I don't mind working for free, but was wondering,
How do I find client/get work?
Hi Boundsey, How old are you and what level of education have you achieved? I only ask, as you'll find that portfolio alone wont get you into uni, you need to have accrued enough UCAS points to be accepted onto a degree course.

Anyway... back on topic,...

The easiest way to build a portfolio is to work on self initiated projects. Find a company that you admire/that interests you and re-brand it. Treat it as you would a live project and research the far end of the far. Produce 100s of scamps etc.. Avoid the really big names such as Apple, Ferrari etc.. as you'll struggle to break away from their identities with any level of success.

An alternative is to contact local businesses and ask if they would be happy for you to meet them and refresh/redesign their branding. With no obligation to them of course.
Thanks for the advice :)
I'm 17, taking a 1 year pre-degree course in Art and Design next year, which is the necessary qualification for courses I am looking for. So I am fine on that front.
In which case I wouldn't worry too much about producing stacks of freelance work. A spattering of personal projects to show you're capable outside of the classroom will go a long way but hopefully your course should help you collect enough work to show any university that you're a creative thinker.

One of my uni lecturers used to tell us that a portfolio with 5 outstanding projects is better than a portfolio with 50 average projects. It's true!!
Bigdave's advice is sound, but to add to it you could try looking on peopleperhour.com which is a freelancer's website. The difficulty you'll have there is that no portfolio makes it difficult to find clients who'll work with you but it's worth a shot, especially if you offer your services for free.
Hi Boundsey,

Welcome to the forum. I'll reiterate all the advice given here, get some self-initiated work under your belt and, if possible, commercial opportunities (these are usually more valuable as it demonstrates the ability to work with a client and to a brief that you haven't set yourself)

I'd also advise you really, really get stuck into design as a whole.

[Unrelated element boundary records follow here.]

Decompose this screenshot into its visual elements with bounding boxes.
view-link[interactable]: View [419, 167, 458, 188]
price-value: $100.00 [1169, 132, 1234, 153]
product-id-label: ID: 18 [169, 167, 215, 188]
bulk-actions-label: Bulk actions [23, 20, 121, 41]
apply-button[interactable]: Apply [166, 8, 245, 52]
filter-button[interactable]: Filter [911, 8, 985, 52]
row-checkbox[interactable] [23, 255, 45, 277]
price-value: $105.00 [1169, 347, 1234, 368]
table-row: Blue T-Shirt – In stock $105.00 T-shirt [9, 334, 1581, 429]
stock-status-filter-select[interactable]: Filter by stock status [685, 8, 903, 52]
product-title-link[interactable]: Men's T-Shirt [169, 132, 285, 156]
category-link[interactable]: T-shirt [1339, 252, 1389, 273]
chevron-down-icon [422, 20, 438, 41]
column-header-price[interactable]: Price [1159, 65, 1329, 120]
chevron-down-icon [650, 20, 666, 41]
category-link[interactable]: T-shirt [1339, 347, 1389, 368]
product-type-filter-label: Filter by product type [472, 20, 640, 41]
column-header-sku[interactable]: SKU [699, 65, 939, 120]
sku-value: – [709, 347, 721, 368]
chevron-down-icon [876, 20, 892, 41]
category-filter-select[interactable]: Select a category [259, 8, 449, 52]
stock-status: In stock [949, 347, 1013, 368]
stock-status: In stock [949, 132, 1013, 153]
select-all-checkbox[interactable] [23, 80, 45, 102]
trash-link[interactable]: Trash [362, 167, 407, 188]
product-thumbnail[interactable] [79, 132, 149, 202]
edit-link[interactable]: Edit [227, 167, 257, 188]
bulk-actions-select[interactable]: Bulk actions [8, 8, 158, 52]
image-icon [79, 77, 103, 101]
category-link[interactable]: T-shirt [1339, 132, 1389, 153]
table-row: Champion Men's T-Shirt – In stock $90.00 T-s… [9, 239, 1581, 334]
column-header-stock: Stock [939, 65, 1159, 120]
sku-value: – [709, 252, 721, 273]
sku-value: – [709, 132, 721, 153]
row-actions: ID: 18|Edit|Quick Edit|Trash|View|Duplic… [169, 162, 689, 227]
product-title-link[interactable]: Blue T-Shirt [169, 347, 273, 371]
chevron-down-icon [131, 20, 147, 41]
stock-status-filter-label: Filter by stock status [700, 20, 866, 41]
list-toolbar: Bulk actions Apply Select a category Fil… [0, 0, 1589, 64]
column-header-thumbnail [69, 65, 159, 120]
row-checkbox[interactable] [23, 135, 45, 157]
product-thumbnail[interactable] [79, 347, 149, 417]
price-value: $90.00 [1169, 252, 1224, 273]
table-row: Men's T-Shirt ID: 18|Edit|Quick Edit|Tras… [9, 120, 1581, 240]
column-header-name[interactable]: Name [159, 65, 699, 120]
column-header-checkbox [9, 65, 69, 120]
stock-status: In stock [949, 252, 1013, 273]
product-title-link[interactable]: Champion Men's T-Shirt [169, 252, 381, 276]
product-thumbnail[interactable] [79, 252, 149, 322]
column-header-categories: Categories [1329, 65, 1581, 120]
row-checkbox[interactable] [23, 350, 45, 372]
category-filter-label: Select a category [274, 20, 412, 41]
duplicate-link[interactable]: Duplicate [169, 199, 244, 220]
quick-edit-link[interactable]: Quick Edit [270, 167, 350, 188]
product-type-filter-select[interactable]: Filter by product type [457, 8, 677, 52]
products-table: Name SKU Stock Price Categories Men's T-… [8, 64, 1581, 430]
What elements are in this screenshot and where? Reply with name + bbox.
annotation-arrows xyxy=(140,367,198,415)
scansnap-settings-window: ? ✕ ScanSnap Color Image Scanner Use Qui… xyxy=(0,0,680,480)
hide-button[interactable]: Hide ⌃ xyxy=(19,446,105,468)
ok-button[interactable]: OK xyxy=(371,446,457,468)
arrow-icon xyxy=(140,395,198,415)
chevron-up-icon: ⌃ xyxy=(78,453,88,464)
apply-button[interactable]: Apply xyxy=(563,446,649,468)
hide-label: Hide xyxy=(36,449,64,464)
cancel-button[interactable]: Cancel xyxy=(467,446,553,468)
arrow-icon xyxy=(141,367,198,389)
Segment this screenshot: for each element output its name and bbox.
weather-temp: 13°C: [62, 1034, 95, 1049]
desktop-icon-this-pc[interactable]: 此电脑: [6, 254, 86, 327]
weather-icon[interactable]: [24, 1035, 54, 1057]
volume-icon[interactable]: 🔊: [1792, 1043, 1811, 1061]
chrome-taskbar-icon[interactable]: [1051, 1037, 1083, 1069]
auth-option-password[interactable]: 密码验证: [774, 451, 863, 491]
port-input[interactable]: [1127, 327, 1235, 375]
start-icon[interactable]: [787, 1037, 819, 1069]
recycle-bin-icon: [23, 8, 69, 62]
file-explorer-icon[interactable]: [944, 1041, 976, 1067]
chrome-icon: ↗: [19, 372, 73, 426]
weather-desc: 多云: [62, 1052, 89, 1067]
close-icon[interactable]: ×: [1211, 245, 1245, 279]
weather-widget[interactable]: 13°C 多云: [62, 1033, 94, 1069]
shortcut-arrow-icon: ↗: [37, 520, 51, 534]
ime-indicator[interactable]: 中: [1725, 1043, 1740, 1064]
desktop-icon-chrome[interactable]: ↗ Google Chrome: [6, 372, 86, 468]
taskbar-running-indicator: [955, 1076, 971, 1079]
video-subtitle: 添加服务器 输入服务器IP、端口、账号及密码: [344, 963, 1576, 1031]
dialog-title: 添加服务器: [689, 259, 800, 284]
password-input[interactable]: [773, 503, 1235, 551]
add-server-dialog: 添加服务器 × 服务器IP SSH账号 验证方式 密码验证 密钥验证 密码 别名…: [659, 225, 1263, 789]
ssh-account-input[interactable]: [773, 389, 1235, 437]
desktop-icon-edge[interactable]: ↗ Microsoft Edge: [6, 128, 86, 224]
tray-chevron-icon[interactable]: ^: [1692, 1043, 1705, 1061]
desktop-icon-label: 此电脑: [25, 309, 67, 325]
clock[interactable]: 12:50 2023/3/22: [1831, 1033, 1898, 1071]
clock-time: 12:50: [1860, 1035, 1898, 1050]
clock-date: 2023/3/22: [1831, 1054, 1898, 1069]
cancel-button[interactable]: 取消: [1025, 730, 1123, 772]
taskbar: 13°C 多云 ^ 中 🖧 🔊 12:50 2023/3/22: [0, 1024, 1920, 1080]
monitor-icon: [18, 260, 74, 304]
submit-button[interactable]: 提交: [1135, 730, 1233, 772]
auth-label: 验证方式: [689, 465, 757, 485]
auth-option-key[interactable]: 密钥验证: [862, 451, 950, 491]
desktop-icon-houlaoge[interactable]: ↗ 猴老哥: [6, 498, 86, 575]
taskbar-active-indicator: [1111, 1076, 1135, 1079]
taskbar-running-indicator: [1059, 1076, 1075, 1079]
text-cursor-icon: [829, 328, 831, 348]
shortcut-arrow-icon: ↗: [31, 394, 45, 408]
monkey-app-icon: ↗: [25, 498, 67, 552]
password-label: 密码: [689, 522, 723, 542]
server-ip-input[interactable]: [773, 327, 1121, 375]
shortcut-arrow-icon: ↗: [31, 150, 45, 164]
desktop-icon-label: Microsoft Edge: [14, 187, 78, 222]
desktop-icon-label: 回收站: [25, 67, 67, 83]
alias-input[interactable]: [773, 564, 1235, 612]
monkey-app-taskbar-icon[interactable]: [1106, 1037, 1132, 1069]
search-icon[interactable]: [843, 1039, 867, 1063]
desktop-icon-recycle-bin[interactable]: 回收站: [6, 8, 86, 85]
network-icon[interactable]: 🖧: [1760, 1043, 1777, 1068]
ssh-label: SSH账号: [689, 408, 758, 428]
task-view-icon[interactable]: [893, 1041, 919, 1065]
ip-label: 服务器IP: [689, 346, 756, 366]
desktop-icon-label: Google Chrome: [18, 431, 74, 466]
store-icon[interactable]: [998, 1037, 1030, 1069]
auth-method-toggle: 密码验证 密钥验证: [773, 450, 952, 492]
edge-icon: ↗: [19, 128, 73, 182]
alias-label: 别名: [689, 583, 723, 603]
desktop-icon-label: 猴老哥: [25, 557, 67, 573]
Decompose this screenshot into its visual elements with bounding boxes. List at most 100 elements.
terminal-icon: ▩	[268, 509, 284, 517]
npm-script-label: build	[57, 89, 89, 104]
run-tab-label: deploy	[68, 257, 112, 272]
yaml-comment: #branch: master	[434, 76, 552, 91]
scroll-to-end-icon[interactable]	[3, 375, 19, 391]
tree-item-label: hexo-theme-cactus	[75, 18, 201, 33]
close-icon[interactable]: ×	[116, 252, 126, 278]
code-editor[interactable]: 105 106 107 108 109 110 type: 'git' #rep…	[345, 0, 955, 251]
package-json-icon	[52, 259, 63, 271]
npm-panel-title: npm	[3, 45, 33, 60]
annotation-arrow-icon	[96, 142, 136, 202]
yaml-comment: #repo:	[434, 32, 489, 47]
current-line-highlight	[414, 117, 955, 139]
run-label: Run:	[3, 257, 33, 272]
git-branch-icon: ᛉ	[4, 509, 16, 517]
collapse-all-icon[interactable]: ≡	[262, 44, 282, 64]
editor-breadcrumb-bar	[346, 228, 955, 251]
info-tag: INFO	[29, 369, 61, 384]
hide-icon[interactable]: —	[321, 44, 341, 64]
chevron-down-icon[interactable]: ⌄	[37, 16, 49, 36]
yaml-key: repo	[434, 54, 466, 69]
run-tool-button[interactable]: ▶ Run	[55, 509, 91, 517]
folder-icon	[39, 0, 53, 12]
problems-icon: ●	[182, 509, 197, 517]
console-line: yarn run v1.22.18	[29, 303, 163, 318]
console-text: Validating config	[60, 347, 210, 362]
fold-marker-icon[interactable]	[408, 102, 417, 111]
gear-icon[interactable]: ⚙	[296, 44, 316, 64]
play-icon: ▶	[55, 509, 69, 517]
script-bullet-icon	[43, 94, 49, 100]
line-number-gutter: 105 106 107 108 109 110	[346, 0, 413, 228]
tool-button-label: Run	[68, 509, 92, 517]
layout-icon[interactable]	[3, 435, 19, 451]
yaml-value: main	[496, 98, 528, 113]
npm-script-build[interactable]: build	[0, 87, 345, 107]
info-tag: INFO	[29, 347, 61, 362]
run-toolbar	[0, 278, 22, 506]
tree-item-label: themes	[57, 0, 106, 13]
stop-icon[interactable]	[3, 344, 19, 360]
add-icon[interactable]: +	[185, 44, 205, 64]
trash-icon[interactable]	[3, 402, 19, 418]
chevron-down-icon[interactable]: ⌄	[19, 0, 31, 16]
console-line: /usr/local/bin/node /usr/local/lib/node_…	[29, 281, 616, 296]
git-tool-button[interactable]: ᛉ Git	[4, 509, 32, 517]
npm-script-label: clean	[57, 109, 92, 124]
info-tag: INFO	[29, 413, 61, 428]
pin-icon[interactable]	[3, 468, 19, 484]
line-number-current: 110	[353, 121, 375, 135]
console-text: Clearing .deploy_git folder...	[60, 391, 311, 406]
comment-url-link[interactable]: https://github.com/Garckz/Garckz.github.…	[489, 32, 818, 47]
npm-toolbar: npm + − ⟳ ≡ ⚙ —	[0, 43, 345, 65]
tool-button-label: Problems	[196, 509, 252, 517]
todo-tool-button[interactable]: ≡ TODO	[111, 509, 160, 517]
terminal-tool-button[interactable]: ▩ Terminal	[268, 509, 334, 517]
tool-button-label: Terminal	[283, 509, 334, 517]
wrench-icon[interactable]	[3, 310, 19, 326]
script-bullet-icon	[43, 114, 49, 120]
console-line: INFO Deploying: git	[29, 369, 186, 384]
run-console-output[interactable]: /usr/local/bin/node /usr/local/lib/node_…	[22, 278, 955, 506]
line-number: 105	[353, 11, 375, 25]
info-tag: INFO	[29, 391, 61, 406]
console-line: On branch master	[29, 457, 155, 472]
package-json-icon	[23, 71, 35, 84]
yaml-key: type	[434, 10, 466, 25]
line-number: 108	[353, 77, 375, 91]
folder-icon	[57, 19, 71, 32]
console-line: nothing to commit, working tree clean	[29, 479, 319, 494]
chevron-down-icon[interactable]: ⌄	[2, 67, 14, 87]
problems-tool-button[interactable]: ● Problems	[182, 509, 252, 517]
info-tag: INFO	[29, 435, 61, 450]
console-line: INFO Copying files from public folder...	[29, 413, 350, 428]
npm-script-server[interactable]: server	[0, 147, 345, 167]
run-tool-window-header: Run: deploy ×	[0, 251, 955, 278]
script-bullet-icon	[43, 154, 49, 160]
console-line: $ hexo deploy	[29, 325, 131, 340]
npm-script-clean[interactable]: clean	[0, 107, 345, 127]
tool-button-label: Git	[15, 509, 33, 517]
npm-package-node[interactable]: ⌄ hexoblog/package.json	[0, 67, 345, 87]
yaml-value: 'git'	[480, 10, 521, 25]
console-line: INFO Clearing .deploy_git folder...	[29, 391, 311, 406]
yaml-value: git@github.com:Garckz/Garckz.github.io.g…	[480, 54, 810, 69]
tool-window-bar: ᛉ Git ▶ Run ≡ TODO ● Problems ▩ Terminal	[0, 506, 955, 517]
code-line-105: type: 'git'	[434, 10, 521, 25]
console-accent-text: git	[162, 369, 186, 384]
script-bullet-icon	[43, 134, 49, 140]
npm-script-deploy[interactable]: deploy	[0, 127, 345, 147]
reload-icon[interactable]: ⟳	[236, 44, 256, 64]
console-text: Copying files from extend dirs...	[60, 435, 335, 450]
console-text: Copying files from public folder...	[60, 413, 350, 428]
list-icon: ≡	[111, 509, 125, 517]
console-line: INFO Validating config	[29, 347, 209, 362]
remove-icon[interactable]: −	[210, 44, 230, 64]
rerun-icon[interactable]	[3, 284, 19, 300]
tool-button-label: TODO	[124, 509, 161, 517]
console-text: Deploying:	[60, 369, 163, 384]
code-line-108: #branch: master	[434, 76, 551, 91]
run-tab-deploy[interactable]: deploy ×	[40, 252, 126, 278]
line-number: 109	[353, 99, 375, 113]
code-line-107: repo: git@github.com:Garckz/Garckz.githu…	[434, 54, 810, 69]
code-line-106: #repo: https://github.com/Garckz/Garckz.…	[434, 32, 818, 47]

Although I know you'll be taught plenty through your studies, get reading plenty of design theory, case studies and blogs. Better yet, start recording your own opinions in a blog; these could be articles on newly launched rebrands, new initiatives or even changes to the infrastructure of design education etc etc. If it's something you can carry all the way through your studies you'll come out the other side with much more rounded views, industry knowledge and even some potentially useful contacts as a result of your efforts.

Another gem I'd offer is remember to just keep honing your basic skillsets. Can you convey an idea effectively in a 1 minute sketch? Do you draw something everyday, even if it's just a doodle? Are you comfortable talking about your work? Can you make connections between a brief and an idea?

Other than that, best of luck to you and enjoy yourself!